Logement : ce que veulent les Français

Plus d’espace, de modularité, de lieux partagés… l’habitat idéal a pris un nouvel élan avec le confinement. Le 4e baromètre Qualitel Ipsos, réalisé pendant la crise, révèle comment les Français envisagent le bien-vivre chez soi.

© YinYang/Getty Images

Les sondages fonctionnent comme des instantanés de la société à une date précise. Le 4e baromètre Qualitel-Ipsos, qui mesure les attentes des Français en matière de logement et d’aménagement intérieur, a forcément une résonance un peu différente. Cette année, il a été réalisé en plein confinement. Sans surprise, le manque d’espace apparaît comme le constat le plus criant. Certains réclament une pièce supplémentaire, d’autres un espace extérieur ou encore tout simplement de la hauteur sous plafond.

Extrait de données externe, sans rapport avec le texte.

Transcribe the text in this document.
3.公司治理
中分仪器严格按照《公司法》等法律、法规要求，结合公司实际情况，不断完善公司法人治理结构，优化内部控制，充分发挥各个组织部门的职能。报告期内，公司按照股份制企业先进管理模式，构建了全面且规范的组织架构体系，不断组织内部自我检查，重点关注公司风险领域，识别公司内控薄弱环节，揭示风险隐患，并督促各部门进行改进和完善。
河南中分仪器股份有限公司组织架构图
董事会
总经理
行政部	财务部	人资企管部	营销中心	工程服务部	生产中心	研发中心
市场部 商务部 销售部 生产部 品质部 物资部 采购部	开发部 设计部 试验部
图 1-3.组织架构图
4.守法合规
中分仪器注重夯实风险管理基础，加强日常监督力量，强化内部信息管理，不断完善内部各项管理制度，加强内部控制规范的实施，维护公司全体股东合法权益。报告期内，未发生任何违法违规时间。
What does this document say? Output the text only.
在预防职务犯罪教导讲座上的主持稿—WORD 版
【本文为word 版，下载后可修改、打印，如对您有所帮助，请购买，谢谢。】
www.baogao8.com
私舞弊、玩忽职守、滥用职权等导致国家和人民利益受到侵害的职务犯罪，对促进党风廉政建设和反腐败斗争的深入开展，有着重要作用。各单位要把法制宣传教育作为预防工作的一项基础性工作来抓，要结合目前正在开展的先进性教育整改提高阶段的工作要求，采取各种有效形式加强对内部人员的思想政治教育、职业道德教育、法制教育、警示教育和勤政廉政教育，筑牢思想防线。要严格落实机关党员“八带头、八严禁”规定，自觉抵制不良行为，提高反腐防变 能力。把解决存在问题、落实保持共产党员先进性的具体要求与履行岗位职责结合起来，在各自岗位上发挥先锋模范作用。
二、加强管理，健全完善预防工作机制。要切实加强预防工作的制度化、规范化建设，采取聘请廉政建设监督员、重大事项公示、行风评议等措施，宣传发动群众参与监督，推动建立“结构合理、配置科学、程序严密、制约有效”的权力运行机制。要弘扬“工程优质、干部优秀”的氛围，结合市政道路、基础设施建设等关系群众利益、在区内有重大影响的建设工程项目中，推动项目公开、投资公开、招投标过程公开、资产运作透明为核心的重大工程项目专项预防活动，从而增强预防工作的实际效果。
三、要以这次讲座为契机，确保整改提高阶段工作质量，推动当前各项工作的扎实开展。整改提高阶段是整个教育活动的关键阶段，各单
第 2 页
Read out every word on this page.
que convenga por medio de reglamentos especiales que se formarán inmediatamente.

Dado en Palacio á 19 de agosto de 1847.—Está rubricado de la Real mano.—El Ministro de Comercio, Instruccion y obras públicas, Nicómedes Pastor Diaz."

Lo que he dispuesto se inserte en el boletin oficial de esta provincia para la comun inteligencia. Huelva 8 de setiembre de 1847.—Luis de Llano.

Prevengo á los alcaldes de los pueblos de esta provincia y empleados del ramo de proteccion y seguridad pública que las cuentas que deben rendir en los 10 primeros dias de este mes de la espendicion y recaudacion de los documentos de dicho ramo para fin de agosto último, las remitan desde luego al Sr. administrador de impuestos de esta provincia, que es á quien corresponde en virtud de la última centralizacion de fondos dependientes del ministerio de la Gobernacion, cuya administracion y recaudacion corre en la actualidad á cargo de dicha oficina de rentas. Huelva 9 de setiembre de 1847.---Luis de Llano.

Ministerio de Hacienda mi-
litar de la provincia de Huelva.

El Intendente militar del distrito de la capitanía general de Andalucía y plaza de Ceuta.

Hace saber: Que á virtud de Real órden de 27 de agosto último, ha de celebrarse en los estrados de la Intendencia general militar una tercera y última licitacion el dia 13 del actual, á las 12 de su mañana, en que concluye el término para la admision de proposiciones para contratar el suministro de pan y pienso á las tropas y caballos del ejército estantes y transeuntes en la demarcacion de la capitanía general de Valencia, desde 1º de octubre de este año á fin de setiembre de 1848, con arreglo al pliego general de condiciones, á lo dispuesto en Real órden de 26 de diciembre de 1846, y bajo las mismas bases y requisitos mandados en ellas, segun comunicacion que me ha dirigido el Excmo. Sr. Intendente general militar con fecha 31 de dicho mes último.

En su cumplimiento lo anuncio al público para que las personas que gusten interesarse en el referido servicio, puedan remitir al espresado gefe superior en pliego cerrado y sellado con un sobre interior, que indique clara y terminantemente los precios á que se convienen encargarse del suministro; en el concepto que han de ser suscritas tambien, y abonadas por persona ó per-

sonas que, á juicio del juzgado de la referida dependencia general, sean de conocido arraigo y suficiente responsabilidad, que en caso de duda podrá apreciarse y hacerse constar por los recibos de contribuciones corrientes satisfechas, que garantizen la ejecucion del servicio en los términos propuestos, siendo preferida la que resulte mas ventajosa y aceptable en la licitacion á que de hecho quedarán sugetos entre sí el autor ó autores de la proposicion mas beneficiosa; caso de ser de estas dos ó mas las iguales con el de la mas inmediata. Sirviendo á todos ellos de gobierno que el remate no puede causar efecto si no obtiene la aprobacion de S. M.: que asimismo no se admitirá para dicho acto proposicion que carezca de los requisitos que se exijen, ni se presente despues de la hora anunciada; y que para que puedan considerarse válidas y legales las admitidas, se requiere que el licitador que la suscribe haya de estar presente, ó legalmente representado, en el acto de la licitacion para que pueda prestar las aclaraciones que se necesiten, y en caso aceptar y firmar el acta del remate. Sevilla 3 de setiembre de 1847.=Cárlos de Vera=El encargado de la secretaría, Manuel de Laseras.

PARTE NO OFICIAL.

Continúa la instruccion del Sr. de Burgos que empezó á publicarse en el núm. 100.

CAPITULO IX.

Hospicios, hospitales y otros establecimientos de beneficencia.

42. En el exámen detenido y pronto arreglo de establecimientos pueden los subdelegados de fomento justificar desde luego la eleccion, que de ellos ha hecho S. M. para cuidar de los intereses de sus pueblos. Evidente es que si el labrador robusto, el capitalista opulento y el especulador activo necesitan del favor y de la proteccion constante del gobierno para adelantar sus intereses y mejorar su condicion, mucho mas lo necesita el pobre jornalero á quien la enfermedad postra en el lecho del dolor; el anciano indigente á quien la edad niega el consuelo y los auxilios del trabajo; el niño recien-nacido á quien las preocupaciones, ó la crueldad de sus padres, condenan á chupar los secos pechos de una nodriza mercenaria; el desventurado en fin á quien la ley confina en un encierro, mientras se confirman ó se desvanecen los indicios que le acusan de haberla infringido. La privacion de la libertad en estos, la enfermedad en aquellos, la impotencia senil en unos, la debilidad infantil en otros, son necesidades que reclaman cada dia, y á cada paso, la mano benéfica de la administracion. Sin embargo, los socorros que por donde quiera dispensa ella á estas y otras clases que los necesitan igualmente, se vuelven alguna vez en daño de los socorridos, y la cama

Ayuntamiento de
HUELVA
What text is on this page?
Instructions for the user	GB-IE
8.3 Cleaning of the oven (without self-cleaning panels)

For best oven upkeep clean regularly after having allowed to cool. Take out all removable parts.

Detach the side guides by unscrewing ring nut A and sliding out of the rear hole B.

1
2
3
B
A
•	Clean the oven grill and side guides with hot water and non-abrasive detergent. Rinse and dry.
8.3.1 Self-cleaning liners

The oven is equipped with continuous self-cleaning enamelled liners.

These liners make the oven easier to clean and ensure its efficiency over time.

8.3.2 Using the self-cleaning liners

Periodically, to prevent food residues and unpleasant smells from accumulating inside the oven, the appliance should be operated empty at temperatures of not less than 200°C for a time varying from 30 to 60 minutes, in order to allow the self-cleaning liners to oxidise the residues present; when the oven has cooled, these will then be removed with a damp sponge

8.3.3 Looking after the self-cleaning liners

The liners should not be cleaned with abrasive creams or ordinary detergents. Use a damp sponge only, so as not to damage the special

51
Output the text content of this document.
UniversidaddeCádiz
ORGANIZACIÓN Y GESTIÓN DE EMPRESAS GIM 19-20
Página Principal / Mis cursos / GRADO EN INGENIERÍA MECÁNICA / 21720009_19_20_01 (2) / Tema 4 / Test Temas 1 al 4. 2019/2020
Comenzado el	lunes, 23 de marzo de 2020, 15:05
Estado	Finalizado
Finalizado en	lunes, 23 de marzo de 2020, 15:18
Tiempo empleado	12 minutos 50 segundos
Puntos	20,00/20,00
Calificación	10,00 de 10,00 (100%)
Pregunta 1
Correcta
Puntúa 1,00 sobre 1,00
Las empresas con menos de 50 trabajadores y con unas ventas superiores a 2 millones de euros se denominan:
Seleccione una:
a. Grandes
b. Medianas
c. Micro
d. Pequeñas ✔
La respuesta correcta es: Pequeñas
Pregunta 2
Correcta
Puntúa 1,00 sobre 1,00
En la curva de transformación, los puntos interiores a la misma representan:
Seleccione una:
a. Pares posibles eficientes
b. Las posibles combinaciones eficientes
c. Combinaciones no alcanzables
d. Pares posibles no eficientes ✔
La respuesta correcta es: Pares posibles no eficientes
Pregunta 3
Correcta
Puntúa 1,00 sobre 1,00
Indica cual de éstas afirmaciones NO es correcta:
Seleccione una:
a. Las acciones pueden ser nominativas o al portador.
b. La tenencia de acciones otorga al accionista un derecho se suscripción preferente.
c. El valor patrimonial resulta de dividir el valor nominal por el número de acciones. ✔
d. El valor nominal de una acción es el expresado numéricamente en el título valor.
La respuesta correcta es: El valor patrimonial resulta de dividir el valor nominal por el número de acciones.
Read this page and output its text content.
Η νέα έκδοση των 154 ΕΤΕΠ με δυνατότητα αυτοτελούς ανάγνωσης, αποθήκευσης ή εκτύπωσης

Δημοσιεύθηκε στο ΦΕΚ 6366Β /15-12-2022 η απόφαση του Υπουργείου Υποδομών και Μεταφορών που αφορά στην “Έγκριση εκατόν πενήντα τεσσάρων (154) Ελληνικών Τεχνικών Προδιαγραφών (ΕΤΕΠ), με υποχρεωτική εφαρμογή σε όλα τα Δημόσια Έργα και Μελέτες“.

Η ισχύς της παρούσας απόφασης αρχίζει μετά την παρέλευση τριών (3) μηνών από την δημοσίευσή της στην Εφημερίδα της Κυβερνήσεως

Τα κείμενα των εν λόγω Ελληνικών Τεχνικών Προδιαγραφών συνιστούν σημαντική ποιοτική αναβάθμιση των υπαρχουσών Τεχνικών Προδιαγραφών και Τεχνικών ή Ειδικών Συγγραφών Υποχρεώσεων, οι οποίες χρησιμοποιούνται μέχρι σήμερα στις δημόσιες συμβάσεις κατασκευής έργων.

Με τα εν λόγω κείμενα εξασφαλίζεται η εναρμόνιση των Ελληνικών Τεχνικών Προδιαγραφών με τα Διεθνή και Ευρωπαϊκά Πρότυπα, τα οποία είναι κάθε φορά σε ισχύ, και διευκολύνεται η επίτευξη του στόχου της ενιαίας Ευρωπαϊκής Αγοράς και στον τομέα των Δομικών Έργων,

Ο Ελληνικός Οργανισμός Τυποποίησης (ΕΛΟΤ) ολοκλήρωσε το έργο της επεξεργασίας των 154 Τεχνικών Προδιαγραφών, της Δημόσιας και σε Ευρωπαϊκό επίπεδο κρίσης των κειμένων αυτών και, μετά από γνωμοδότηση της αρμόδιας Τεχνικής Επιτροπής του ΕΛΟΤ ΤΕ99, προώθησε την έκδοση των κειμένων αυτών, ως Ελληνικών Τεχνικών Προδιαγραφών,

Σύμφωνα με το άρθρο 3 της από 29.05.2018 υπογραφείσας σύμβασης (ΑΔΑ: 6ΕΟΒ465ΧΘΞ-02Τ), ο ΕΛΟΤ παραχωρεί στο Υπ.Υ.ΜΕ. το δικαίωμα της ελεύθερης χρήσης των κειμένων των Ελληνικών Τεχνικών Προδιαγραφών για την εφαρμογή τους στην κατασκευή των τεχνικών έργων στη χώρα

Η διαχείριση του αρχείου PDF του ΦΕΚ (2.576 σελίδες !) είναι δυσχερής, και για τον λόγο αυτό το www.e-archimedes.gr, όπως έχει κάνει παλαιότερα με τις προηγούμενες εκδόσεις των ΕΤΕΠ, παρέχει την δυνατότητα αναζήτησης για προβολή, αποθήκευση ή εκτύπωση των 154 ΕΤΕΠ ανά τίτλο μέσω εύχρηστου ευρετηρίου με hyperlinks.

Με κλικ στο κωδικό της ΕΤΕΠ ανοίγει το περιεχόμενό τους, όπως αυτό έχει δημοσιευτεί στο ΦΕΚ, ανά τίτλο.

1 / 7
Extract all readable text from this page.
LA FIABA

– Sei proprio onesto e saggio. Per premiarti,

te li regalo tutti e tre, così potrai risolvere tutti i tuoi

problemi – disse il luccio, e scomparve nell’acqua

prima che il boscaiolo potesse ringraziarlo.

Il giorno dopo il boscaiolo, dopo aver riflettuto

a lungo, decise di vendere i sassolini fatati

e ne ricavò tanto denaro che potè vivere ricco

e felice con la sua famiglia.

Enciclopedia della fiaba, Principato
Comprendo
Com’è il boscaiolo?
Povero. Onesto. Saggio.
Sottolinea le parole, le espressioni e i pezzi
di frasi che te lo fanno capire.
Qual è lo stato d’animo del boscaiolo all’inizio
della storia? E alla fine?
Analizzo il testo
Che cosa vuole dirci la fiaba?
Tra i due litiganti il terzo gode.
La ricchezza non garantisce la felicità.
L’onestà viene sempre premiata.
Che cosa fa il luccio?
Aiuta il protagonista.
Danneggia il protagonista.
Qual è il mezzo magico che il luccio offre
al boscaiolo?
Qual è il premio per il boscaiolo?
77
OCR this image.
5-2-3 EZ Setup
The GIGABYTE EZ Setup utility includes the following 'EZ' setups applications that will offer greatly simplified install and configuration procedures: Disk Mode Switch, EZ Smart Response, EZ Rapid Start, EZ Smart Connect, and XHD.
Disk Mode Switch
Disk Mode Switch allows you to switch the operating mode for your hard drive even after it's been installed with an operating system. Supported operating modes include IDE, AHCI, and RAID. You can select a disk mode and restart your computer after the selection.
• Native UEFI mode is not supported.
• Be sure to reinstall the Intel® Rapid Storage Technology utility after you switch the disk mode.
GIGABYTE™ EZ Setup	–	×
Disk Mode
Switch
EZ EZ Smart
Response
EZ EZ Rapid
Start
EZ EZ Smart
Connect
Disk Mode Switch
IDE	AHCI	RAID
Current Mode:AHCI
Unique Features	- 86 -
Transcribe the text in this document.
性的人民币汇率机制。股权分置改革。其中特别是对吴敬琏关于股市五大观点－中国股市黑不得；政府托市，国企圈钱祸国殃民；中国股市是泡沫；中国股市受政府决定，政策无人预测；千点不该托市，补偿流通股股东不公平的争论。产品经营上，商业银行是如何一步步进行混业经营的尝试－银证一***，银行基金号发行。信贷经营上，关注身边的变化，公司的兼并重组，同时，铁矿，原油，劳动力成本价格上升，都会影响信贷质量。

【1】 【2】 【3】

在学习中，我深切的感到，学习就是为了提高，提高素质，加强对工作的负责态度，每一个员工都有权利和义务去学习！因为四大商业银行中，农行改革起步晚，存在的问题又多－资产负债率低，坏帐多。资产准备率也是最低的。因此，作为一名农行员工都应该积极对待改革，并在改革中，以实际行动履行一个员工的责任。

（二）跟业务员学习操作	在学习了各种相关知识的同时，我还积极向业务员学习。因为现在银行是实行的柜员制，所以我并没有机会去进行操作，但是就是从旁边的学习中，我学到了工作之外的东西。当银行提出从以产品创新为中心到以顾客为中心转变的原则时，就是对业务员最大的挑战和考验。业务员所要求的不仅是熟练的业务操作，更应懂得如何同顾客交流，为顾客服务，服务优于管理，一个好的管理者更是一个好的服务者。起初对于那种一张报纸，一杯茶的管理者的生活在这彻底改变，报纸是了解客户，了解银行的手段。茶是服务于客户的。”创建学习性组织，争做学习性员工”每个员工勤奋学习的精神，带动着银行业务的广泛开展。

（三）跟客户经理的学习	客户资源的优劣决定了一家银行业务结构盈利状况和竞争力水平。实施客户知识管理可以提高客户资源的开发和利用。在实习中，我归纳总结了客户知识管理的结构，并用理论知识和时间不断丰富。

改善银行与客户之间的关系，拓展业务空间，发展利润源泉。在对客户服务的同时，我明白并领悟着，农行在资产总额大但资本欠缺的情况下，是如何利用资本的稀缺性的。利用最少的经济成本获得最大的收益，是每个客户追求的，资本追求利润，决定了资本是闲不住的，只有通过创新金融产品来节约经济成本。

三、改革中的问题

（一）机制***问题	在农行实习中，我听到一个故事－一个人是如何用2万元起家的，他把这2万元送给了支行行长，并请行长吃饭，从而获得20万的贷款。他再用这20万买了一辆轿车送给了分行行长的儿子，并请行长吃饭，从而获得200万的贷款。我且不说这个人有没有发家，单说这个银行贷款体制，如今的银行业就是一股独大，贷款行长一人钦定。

Adaptation. Malheureusement, comme le souligne Bertrand Delcambre, président de l’association Qualitel, « On se heurte à une réalité physique et foncière : on ne peut pas inventer des mètres carrés supplémentaires ». Ce qui ne doit pas empêcher d’intégrer les aspirations des Français dans la conception des nouveaux logements. Des envies qui sont formulées de manière très claire dans le baromètre.

Ouvrir la pièce de vie. A défaut de pouvoir pousser les murs, les personnes interrogées souhaitent profiter de la pièce de vie la plus grande possible, quitte à grignoter des mètres carrés sur les autres pièces de la maison comme la chambre principale (76 %), la chambre des enfants (68 %), la salle de bains (67 %) et même la cuisine (60 %). Une pièce à vivre qui s’entend pour une large majorité de Français (56 %) comme ouverte sur la salle à manger et la cuisine. D’ailleurs la cuisine ouverte est devenue un standard dans la construction depuis dix ans.

Plus d’espaces de rangement. En tête des motifs d’insatisfactions des Français dans l’aménagement intérieur ? Le manque de rangements pour 28 % des Français (contre 20 % seulement pour la superficie globale). Cela monte même à 36 % pour ceux qui vivent dans des appartements. C’est dire si ce critère doit être pris en compte dans la construction de nouveaux logements. D’autant que les caves ou les greniers ont tendance à disparaître dans les logements récents. Seulement 36 % des répondants habitant dans un logement construit après 2010 déclarent posséder l’une de ces pièces annexes.

Un soupçon de modularité. Les Français souhaitent également des logements plus évolutifs. Comprenez un habitat flexible dont l’aménagement pourra évoluer facilement au cours du temps. Au programme : enlever ou ajouter une cloison, changer la destination d’une pièce…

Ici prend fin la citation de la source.